Content Management · Content & Media
Should you build or buy Localization & Translation Management System (TMS)?
A localization and translation management system coordinates the work of translating software and content across many languages, handling string extraction, translator assignment, review workflows, and integration back into the release pipeline. It keeps multilingual content organized and shippable.
The build-vs-buy decision for a Translation Management System turns on how many languages and formal review steps your localization actually involves versus how much production-grade neural machine translation has commoditized the core, and the calculus is moving fast as AI translation cuts the human review volume that justified vendor pricing.
Build it, buy it, or bridge?
When building makes sense
Building a localization pipeline has become well-documented because neural machine translation in 2026 is production-grade for major language pairs, which has materially reduced the human review volume that historically justified platform pricing.
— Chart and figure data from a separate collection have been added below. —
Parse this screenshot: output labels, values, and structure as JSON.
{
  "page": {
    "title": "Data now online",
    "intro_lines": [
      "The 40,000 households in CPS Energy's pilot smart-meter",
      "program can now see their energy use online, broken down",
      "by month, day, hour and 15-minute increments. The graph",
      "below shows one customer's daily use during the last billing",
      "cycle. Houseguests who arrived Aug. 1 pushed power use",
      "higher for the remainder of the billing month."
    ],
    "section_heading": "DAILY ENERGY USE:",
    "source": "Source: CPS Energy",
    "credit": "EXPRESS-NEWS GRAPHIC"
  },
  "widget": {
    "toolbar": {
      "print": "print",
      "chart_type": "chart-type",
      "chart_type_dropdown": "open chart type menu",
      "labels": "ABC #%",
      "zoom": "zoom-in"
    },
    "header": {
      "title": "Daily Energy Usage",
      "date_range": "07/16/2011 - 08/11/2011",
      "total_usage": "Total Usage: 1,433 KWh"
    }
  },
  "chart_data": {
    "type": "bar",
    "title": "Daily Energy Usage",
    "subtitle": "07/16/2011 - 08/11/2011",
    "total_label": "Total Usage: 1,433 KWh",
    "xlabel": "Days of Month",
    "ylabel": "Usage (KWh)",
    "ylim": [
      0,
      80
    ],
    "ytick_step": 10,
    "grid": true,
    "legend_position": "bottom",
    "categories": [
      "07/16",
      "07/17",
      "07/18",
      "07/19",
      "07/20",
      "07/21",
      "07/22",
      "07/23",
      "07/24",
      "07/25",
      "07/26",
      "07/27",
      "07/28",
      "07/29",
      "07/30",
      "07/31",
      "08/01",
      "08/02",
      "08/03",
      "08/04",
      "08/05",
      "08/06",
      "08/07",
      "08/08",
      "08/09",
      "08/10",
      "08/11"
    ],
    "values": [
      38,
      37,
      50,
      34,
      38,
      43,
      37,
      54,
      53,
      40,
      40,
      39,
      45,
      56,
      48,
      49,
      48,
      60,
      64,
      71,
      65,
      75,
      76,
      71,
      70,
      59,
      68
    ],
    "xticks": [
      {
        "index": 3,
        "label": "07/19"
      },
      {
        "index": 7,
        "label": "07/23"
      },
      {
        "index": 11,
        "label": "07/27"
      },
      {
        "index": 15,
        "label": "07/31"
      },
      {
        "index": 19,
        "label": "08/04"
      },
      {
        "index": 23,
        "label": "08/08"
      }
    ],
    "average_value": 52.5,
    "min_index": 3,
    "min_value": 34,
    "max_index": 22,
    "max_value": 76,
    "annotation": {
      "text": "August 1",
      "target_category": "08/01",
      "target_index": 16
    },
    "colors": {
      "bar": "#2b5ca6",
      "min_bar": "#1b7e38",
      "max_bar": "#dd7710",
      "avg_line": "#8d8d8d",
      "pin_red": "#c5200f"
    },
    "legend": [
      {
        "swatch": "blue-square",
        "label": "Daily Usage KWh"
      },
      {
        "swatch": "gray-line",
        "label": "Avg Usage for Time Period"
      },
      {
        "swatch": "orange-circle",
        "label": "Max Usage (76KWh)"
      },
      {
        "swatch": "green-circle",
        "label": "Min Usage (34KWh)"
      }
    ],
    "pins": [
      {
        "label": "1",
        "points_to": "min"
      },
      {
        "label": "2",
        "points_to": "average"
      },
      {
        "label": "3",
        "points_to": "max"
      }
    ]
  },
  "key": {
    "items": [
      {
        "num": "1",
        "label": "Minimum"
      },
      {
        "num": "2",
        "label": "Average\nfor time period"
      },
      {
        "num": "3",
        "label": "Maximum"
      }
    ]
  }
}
Multiple engineering teams now run localization on DeepL or Google Translate API combined with i18next or react-i18next and a custom review workflow, covering eighty percent or more of typical software localization needs at three to five times lower cost. The open-source i18n ecosystem is mature, and even the workflow tooling has open competitors. The core process, string extraction to translation to review to integration, is generic, though teams with specialized legal, medical, or technical terminology gain more from owning their glossaries and style guides directly. For a software team with a moderate number of target languages and engineers comfortable with i18n tooling, the build path is clear and the economics favor it. The translation quality that once required expensive human review is now largely handled upstream by AI.
When buying makes sense
Buying makes sense when localization runs at real operational scale: many languages, multiple external translator vendors, formal QA gating, and integration into a complex release pipeline. Platforms like Lokalise and Phrase earn their keep on exactly that combination, where string extraction, translator assignment, and workflow automation across a broad language footprint pay off relative to assembling and maintaining a custom pipeline. The broader your language coverage and the more formal your review process, the stronger the vendor case. The remaining durable arguments are professional translation vendor integrations, formal QA workflows, and the operational simplicity of not building and running the pipeline yourself. What to keep in view is that AI translation has commoditized the core value, so the vendor premium increasingly buys coordination and process rather than translation quality. For teams whose localization is lighter, that premium is harder to justify than it once was.
The desk read
TMS platforms like Lokalise and Phrase earn their keep when a product team is managing translation across many languages with multiple translator vendors, formal QA workflows, and integration into a complex release pipeline. The string extraction, translator assignment, and workflow automation features are genuinely useful for localization operations at scale. The broader the language coverage and the more formal the review process, the more the vendor platform pays off relative to assembling a custom pipeline.
Neural machine translation quality in 2026 is production-grade for major language pairs, and AI has materially reduced the human review volume that historically justified TMS pricing. Multiple engineering teams now run localization pipelines on DeepL or Google Translate API combined with i18next or react-i18next and custom review workflows, covering 80 percent or more of typical software localization needs at 3 to 5 times lower cost. For software teams with a moderate number of target languages and a technical team comfortable with i18n tooling, the build path is well-documented and the economics favor it clearly. The remaining vendor arguments are professional translation vendor integrations, formal QA gating, and the operational simplicity of not building the pipeline.
Frequently asked
What is a Localization & Translation Management System (TMS)?
A localization and translation management system coordinates the work of translating software and content across many languages, handling string extraction, translator assignment, review workflows, and integration back into the release pipeline. It keeps multilingual content organized and shippable.
When does building a Localization & Translation Management System (TMS) make sense?
When you have a moderate number of languages and engineers comfortable with i18n tooling. Neural MT plus i18next covers 80% or more of typical needs at three to five times lower cost, and the build path is well-documented.
When does buying a Localization & Translation Management System (TMS) make sense?
When localization runs at scale with many languages, multiple translator vendors, formal QA gating, and complex release integration, where vendor coordination and process pay off.
What are the main Localization & Translation Management System (TMS) vendors?
Representative vendors include Lokalise, Phrase (Memsource), Locize, and Crowdin. B4 Pro scores the full set.